When I saw the flying Budweiser eagle over Newark, I got emotional. I always do. My mom and dad used to come and pick me up in Newark when I flew home from college in Iowa (and later points even further West). It was always good to see them, to get in the car and start heading south on Route 1/9, back to the home and backyard where I grew up--to the grey house on Grove Ave. I can recall the sound of each door in that house opening and closing, and yet it is a place I can never return to. Alas, poor Tom Wolfe, I knew it well!
I took a whole bunch of photos, but I can't find the thingie to download them, so for now you will have to wait for the visuals, except this one sent to me by my dear friend Susan Blackwell Ramsey.

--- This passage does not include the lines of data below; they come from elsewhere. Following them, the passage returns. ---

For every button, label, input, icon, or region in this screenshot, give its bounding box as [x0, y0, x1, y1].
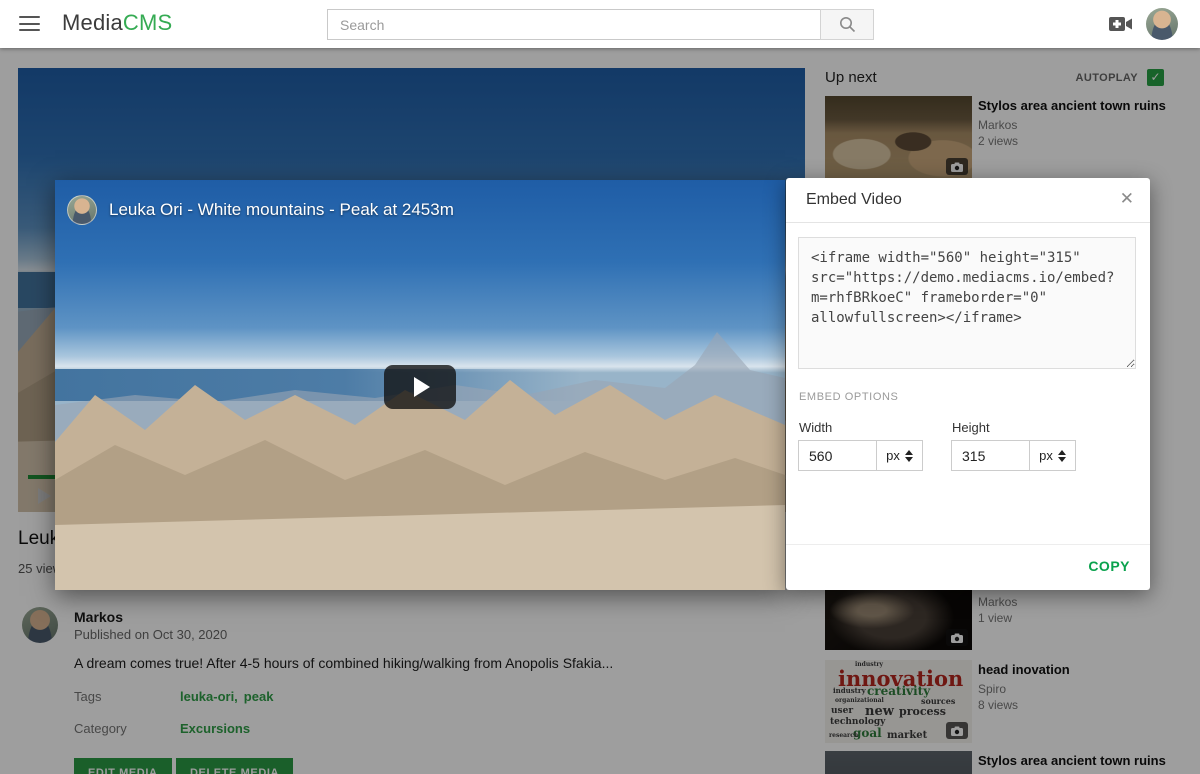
width-field-group: px — [798, 440, 923, 471]
height-unit-select[interactable]: px — [1029, 440, 1076, 471]
width-input[interactable] — [798, 440, 876, 471]
upload-video-icon[interactable] — [1108, 13, 1134, 35]
modal-title: Embed Video — [806, 191, 902, 209]
modal-header: Embed Video ✕ — [786, 178, 1150, 223]
user-avatar[interactable] — [1146, 8, 1178, 40]
search-icon — [839, 16, 856, 33]
spinner-icon — [1058, 450, 1066, 462]
width-label: Width — [799, 420, 832, 435]
logo-media-text: Media — [62, 10, 123, 35]
spinner-icon — [905, 450, 913, 462]
menu-icon[interactable] — [19, 16, 40, 31]
width-unit-select[interactable]: px — [876, 440, 923, 471]
height-label: Height — [952, 420, 990, 435]
mediacms-logo[interactable]: MediaCMS — [62, 10, 172, 36]
preview-title-bar: Leuka Ori - White mountains - Peak at 24… — [67, 195, 454, 225]
preview-video-title: Leuka Ori - White mountains - Peak at 24… — [109, 200, 454, 220]
embed-code-textarea[interactable]: <iframe width="560" height="315" src="ht… — [798, 237, 1136, 369]
close-icon[interactable]: ✕ — [1120, 189, 1134, 209]
embed-preview-player[interactable]: Leuka Ori - White mountains - Peak at 24… — [55, 180, 785, 590]
unit-label: px — [886, 448, 900, 463]
height-field-group: px — [951, 440, 1076, 471]
logo-cms-text: CMS — [123, 10, 173, 35]
videocam-plus-icon — [1108, 13, 1134, 35]
search-input[interactable] — [327, 9, 820, 40]
play-button[interactable] — [384, 365, 456, 409]
height-input[interactable] — [951, 440, 1029, 471]
embed-options-label: EMBED OPTIONS — [799, 391, 898, 403]
uploader-avatar[interactable] — [67, 195, 97, 225]
top-navbar: MediaCMS — [0, 0, 1200, 48]
copy-button[interactable]: COPY — [1088, 558, 1130, 574]
play-icon — [414, 377, 430, 397]
search-button[interactable] — [820, 9, 874, 40]
modal-footer: COPY — [786, 544, 1150, 590]
mediacms-page: Leuka Ori - White mountains - Peak at 24… — [0, 0, 1200, 774]
unit-label: px — [1039, 448, 1053, 463]
search-form — [327, 9, 874, 40]
embed-video-modal: Embed Video ✕ <iframe width="560" height… — [786, 178, 1150, 590]
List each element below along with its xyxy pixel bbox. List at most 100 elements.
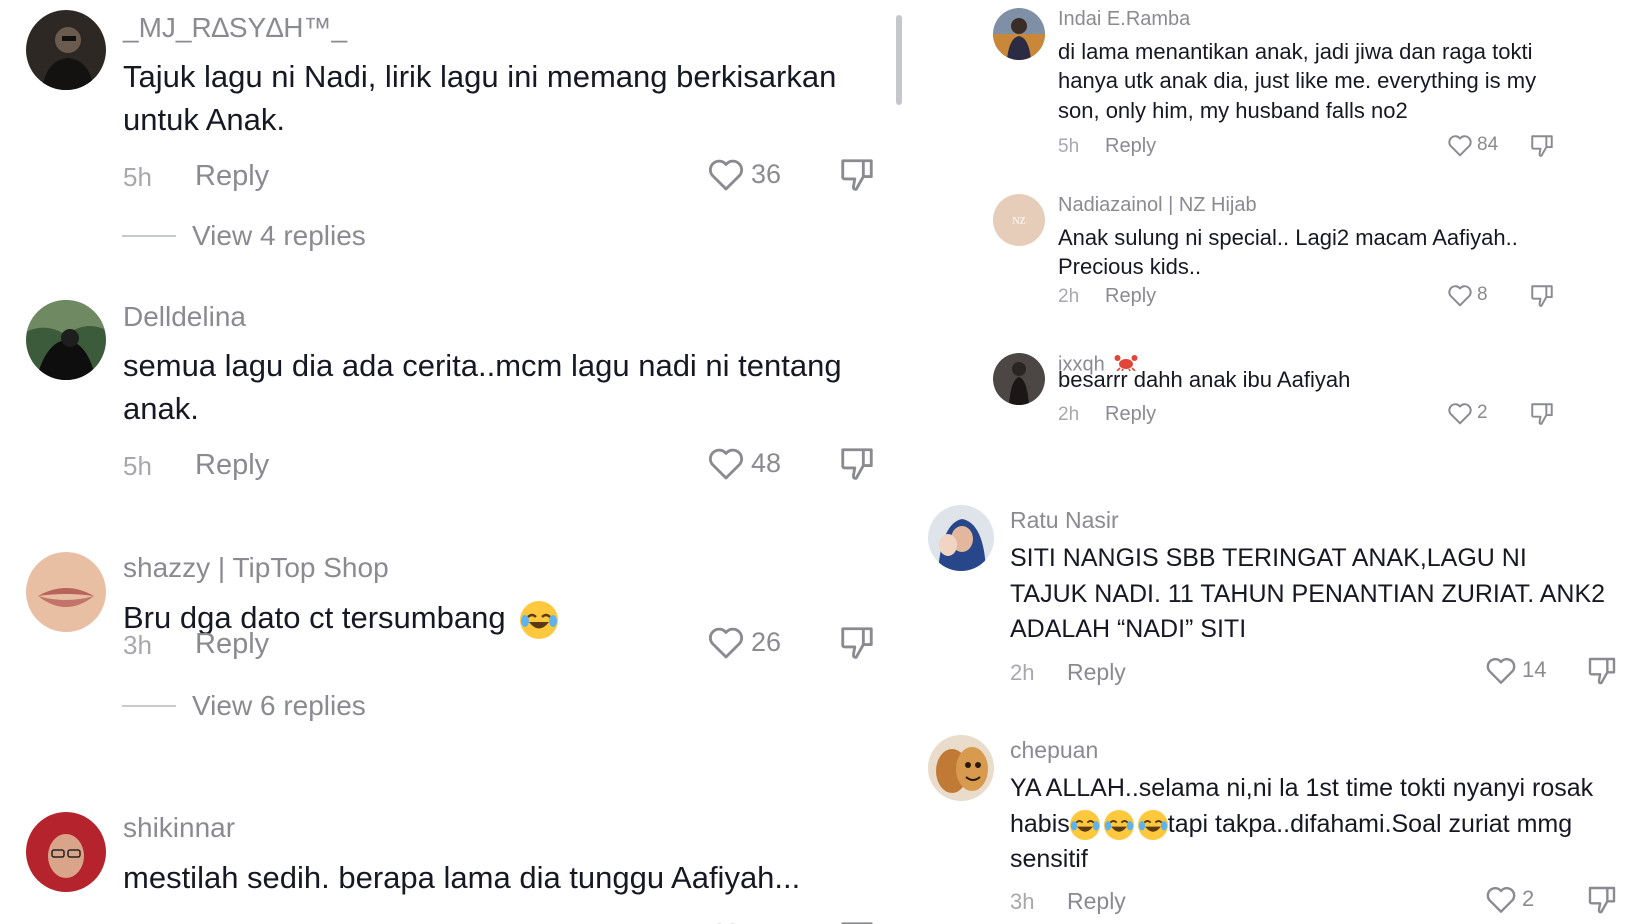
heart-outline-icon <box>716 923 736 924</box>
face-with-tears-of-joy-emoji <box>520 600 559 639</box>
comment: shikinnar mestilah sedih. berapa lama di… <box>0 800 900 924</box>
dislike-button[interactable] <box>838 625 876 661</box>
heart-outline-icon <box>1486 657 1516 684</box>
view-replies-link[interactable]: View 4 replies <box>122 220 366 252</box>
comment: Ratu Nasir SITI NANGIS SBB TERINGAT ANAK… <box>900 505 1640 695</box>
like-count: 2 <box>1477 402 1488 423</box>
comment: chepuan YA ALLAH..selama ni,ni la 1st ti… <box>900 735 1640 924</box>
like-button[interactable]: 8 <box>1447 283 1488 307</box>
like-count: 36 <box>751 158 782 189</box>
comment-username[interactable]: Nadiazainol | NZ Hijab <box>1058 194 1257 217</box>
thumbs-down-icon <box>1531 135 1553 157</box>
reply-comment: Indai E.Ramba di lama menantikan anak, j… <box>900 0 1640 180</box>
like-button[interactable]: 84 <box>1447 133 1498 157</box>
like-count: 26 <box>751 626 782 657</box>
thumbs-down-icon <box>1588 657 1616 685</box>
comment-username[interactable]: Ratu Nasir <box>1010 507 1119 534</box>
reply-button[interactable]: Reply <box>1105 135 1156 158</box>
comment-time: 5h <box>123 451 152 481</box>
like-button[interactable]: 48 <box>707 445 781 481</box>
comment-username[interactable]: Delldelina <box>123 301 246 333</box>
comment-time: 2h <box>1010 660 1035 685</box>
left-comments-panel: _MJ_R∆SY∆H™_ Tajuk lagu ni Nadi, lirik l… <box>0 0 900 924</box>
comment-text: SITI NANGIS SBB TERINGAT ANAK,LAGU NI TA… <box>1010 544 1606 643</box>
avatar[interactable] <box>993 8 1045 60</box>
like-button[interactable]: 2 <box>1447 401 1488 425</box>
dislike-button[interactable] <box>1529 134 1555 158</box>
avatar[interactable] <box>26 10 106 90</box>
thumbs-down-icon <box>841 627 873 659</box>
reply-comment: NZ Nadiazainol | NZ Hijab Anak sulung ni… <box>900 190 1640 320</box>
thumbs-down-icon <box>1588 886 1616 914</box>
like-count: 14 <box>1522 657 1547 682</box>
comment-time: 5h <box>1058 136 1080 157</box>
dislike-button[interactable] <box>838 446 876 482</box>
like-count: 8 <box>1477 284 1488 305</box>
comment-username[interactable]: Indai E.Ramba <box>1058 8 1190 31</box>
comment-username[interactable]: shazzy | TipTop Shop <box>123 552 389 584</box>
reply-button[interactable]: Reply <box>195 628 269 661</box>
thumbs-down-icon <box>841 922 873 924</box>
reply-button[interactable]: Reply <box>1067 888 1126 915</box>
reply-button[interactable]: Reply <box>195 449 269 482</box>
heart-outline-icon <box>1486 886 1516 913</box>
avatar[interactable] <box>993 353 1045 405</box>
like-count: 84 <box>1477 134 1499 155</box>
divider-line <box>122 235 176 237</box>
face-with-tears-of-joy-emoji <box>1137 809 1168 840</box>
heart-outline-icon <box>709 159 743 191</box>
avatar[interactable] <box>26 812 106 892</box>
heart-outline-icon <box>1448 403 1472 425</box>
like-button[interactable]: 36 <box>707 156 781 192</box>
comment: _MJ_R∆SY∆H™_ Tajuk lagu ni Nadi, lirik l… <box>0 0 900 260</box>
dislike-button[interactable] <box>1586 885 1618 915</box>
like-button[interactable]: 2 <box>1485 884 1534 914</box>
divider-line <box>122 705 176 707</box>
heart-outline-icon <box>709 627 743 659</box>
avatar[interactable] <box>26 300 106 380</box>
avatar[interactable] <box>928 505 994 571</box>
comment-text: YA ALLAH..selama ni,ni la 1st time tokti… <box>1010 771 1610 878</box>
reply-button[interactable]: Reply <box>195 160 269 193</box>
heart-outline-icon <box>709 448 743 480</box>
svg-text:NZ: NZ <box>1012 216 1025 227</box>
dislike-button[interactable] <box>1529 284 1555 308</box>
view-replies-label: View 4 replies <box>192 220 366 251</box>
like-button[interactable]: 26 <box>707 624 781 660</box>
reply-button[interactable]: Reply <box>1067 659 1126 686</box>
avatar[interactable] <box>26 552 106 632</box>
comment-time: 3h <box>123 630 152 660</box>
comment-username[interactable]: _MJ_R∆SY∆H™_ <box>123 12 347 44</box>
comment-text: semua lagu dia ada cerita..mcm lagu nadi… <box>123 348 842 427</box>
reply-comment: ixxqh besarrr dahh anak ibu Aafiyah 2h R… <box>900 345 1640 445</box>
dislike-button[interactable] <box>838 920 876 924</box>
like-button[interactable] <box>707 920 751 924</box>
thumbs-down-icon <box>841 448 873 480</box>
thumbs-down-icon <box>841 159 873 191</box>
comment-time: 2h <box>1058 286 1080 307</box>
like-button[interactable]: 14 <box>1485 655 1546 685</box>
face-with-tears-of-joy-emoji <box>1103 809 1134 840</box>
reply-button[interactable]: Reply <box>1105 285 1156 308</box>
comment-text: besarrr dahh anak ibu Aafiyah <box>1058 367 1351 392</box>
right-comments-panel: Indai E.Ramba di lama menantikan anak, j… <box>900 0 1640 924</box>
dislike-button[interactable] <box>1586 656 1618 686</box>
avatar[interactable] <box>928 735 994 801</box>
reply-button[interactable]: Reply <box>1105 403 1156 426</box>
comment: shazzy | TipTop Shop Bru dga dato ct ter… <box>0 540 900 760</box>
thumbs-down-icon <box>1531 285 1553 307</box>
comment-text: Tajuk lagu ni Nadi, lirik lagu ini meman… <box>123 59 837 138</box>
comment-time: 3h <box>1010 889 1035 914</box>
comment: Delldelina semua lagu dia ada cerita..mc… <box>0 300 900 500</box>
comment-text: mestilah sedih. berapa lama dia tunggu A… <box>123 860 801 895</box>
avatar[interactable]: NZ <box>993 194 1045 246</box>
view-replies-link[interactable]: View 6 replies <box>122 690 366 722</box>
comment-username[interactable]: shikinnar <box>123 812 235 844</box>
dislike-button[interactable] <box>838 157 876 193</box>
comment-time: 2h <box>1058 404 1080 425</box>
comment-username[interactable]: chepuan <box>1010 737 1098 764</box>
view-replies-label: View 6 replies <box>192 690 366 721</box>
dislike-button[interactable] <box>1529 402 1555 426</box>
comment-text: di lama menantikan anak, jadi jiwa dan r… <box>1058 39 1537 123</box>
comment-text: Anak sulung ni special.. Lagi2 macam Aaf… <box>1058 225 1518 280</box>
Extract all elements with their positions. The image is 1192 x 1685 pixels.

Highlights of the post-reading reading/bash:
Seeing and speaking with Susan Blackwell Ramsey after emailing with her for eight years. She was even more witty and smart in person than in my in-box.
Richard Howard's outfit was priceless and included argyle, but especially adored those b& w checkered slip-on shoes. I want a pair--do you think K-Mart might carry them?
John Ashbery had every bit of the how-can-I-possibly-speak-to-him presence I expected. Even more so. I got nowhere near him, and he was gone when I finally mustered up the courage to strike up a conversation (about what? Convex mirrors?!).
Billy Collins had a serious five o-clock shadow thing going on. I got very close to coming up to him and saying "Hey Billy, I so wanted to hate you cuz you're so damn accessible, but then I heard you on a panel at the Dodge in '02, and damn if you weren't articulate, well-spoken, funny, and more than willing to share with us your cheap shots and shortcomings." But then Doug Goetsch led me over to a woman, which led me into a conversation about wedding rings and having to saw mine off when I'm dead.
It was gratifying to meet Molly Peacock and give her the wave and genuflect simultaneously.
Tina Kelley read her poems exquisitely and wore the most beautiful red velvet dress. She glows and floats around like a freaking angel.
Mark Doty has the coolest glasses--black plastic rectangles! He is taller and thinner than I imagined, a tall stalk of a man, kind and generous.
And there was Sandra Beasley, over in front of an open window with a red & green Empire State Building taking up the entire frame. She has the very best eyebrows of any poet living or dead.
(Do I name drop? Very well, I name drop).
More photos soon. Promise.
2 comments:
So cool! And I love Tina Kelley's work! She's one of my very fav poets. Do you know when she will have another book (or does she?)
I love your notes on this! You are such a rockstar! loveyou!
Thank you so much for the update and photos.
Route 1 & 9--really? I used to live a few blocks from there, on Court House Place in Jersey City.